Remote epitaxy, a promising technology for thin film growth and exfoliation, suffers from substrate damage under harsh conditions. In this regard, researchers recently investigated the effect of nano-sized pits on AlN template surface on GaN remote epitaxy. While GaN thin film could be exfoliated at 750 °C, it failed at 1050 °C. At higher temperatures, the nano pits damaged the graphene layer between the template and the film, causing alterations in the film growth mode.
Remote epitaxy has been gaining attention in the field of semiconductor manufacturing for growing thin films that copy the crystal structure of the template, which can later be exfoliated to form freestanding membranes. However, harsh epitaxy conditions can often cause damage to the template materials, such as in the case of remote epitaxy of GaN thin films, promising materials for light-emitting diodes, photodetectors, and power electronic devices, on graphene/AlN templates.
GaN remote heteroepitaxy has not been achieved by a standard metal–organic chemical vapor deposition (MOCVD) technique due to the high temperatures involved in the process. It has been reported that graphene placed on a substrate in an extreme environment such as high temperature or use of an active gas in MOCVD gets damaged due to chemical instability, which causes failure to exfoliate grown GaN films.
Against this background, a team of researchers led by Dong-Seon Lee, Head of the Department of Semiconductor Engineering and Professor at the School of Electrical Engineering and Computer Science at the Gwangju Institute of Science and Technology, has recently used remote epitaxy to grow GaN thin films on graphene/AlN templates by MOCVD and investigated the effect of surface pits in AlN on the growth and exfoliation of these thin films. Their paper was made available online on 6 June 2023 and published in Volume 17, Issue 12 of the journal ACS Nano on 27 June 2023.
The researchers first performed an annealing test at 950 °C for 5 minutes to check the thermal stability of graphene on AlN. Based on its results, they developed a two-step process to grow GaN thin films on the template by MOCVD. The first GaN growth took place at 750 °C for 10 minutes, following which the second growth was performed at 1050 °C for 60 minutes. The exfoliation of the thus-grown GaN thin films was used as a proof of success of the remote epitaxy process. While the films grown at 750 °C could be exfoliated successfully, the separation failed after the second step growth.

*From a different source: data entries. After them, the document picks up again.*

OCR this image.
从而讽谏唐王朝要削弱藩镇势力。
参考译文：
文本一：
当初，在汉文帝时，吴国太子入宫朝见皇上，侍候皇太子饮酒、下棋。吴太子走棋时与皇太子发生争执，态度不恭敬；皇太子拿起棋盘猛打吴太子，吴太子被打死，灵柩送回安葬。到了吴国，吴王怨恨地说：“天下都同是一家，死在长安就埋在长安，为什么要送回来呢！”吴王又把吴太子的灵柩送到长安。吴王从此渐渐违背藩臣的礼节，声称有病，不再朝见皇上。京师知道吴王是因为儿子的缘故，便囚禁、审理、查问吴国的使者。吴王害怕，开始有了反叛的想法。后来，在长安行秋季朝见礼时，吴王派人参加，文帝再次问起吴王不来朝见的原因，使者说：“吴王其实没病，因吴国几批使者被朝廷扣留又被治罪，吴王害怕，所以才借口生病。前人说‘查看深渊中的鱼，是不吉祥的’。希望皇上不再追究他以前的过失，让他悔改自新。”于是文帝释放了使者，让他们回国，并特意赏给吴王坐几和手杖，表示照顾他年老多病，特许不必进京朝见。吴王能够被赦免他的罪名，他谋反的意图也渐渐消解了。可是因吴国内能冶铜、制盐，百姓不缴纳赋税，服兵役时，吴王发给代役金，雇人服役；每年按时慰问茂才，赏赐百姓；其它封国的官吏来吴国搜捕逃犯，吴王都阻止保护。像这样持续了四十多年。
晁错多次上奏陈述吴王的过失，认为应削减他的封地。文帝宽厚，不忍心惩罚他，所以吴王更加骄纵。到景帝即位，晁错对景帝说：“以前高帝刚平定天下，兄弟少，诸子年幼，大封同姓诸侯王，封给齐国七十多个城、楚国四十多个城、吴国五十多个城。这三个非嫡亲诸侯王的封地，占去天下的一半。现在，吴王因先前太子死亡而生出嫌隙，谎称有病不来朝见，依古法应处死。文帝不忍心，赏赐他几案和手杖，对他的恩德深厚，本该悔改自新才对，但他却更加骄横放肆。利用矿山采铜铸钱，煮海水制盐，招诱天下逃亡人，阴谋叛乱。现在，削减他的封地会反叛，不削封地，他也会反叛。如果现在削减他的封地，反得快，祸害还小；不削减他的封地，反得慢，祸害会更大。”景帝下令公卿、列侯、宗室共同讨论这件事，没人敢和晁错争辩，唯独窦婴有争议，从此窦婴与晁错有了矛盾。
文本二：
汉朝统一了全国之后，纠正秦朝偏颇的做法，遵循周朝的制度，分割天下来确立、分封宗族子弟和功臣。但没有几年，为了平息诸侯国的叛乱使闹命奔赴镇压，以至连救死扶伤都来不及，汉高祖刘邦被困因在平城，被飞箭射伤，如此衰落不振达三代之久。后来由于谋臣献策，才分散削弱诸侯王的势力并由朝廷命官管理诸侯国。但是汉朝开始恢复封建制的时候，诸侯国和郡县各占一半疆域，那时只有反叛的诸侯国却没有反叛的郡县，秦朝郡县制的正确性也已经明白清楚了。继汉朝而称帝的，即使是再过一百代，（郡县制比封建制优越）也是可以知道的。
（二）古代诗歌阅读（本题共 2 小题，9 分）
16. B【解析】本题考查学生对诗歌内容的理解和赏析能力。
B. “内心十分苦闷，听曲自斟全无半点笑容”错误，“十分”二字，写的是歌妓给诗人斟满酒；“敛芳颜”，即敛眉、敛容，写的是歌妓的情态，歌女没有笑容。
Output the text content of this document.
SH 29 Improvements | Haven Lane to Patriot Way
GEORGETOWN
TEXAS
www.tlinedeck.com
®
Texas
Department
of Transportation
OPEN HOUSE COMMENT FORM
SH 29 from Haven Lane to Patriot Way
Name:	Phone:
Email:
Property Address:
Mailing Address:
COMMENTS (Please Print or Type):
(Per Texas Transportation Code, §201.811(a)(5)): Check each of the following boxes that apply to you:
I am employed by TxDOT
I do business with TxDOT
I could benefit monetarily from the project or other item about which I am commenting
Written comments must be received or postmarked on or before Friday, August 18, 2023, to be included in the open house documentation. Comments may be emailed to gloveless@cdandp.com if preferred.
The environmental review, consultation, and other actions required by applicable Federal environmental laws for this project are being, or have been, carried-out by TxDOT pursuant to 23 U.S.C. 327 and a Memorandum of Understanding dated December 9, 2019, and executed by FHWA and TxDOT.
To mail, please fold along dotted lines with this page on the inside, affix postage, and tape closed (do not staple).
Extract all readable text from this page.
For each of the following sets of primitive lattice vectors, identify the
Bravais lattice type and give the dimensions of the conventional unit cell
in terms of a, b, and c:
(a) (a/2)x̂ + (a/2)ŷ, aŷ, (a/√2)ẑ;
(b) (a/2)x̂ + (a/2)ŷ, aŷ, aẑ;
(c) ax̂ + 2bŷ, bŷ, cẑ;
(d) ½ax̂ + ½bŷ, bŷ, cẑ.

Upon deeper analysis, the team found that the nano-sized pits on AlN surface led to the degradation of graphene near them at higher temperatures, which altered the growth modes of GaN thin films. As a result, GaN directly bonded with the AlN substrate, causing the failure of film exfoliation. “Through this study, we revealed for the first time that structural problems in the substrate can also cause peeling failure. These results exemplify the importance of chemical and topographic properties of templates for successful remote epitaxy,” highlights Prof. Lee.

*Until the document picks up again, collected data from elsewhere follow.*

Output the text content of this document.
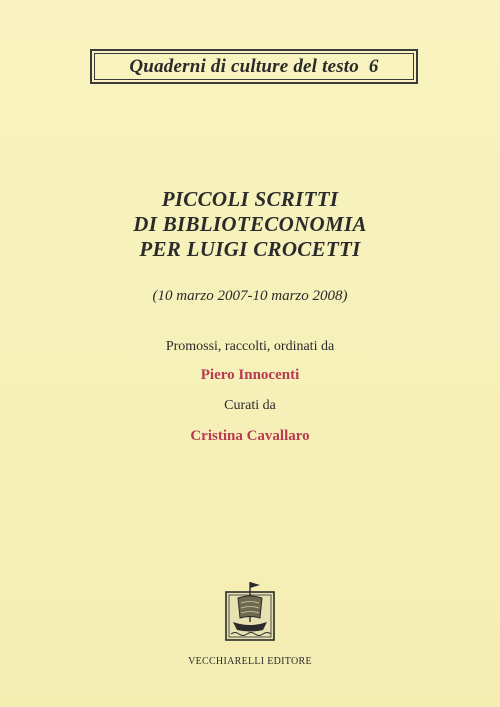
Quaderni di culture del testo 6
PICCOLI SCRITTI
DI BIBLIOTECONOMIA
PER LUIGI CROCETTI
(10 marzo 2007-10 marzo 2008)
Promossi, raccolti, ordinati da
Piero Innocenti
Curati da
Cristina Cavallaro
VECCHIARELLI EDITORE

This study provides the primary experimental data that supports the stable implementation of the development of remote epitaxy. When asked about the implications of the present work, Prof. Lee says: “In the near future, GaN remote epitaxy implementation is expected to provide high-quality GaN semiconductors required for the electric vehicle industry. Since substrate recycling is possible, it is expected to change the big picture of the existing semiconductor industry. Further, it will be possible to overcome Moore’s law.”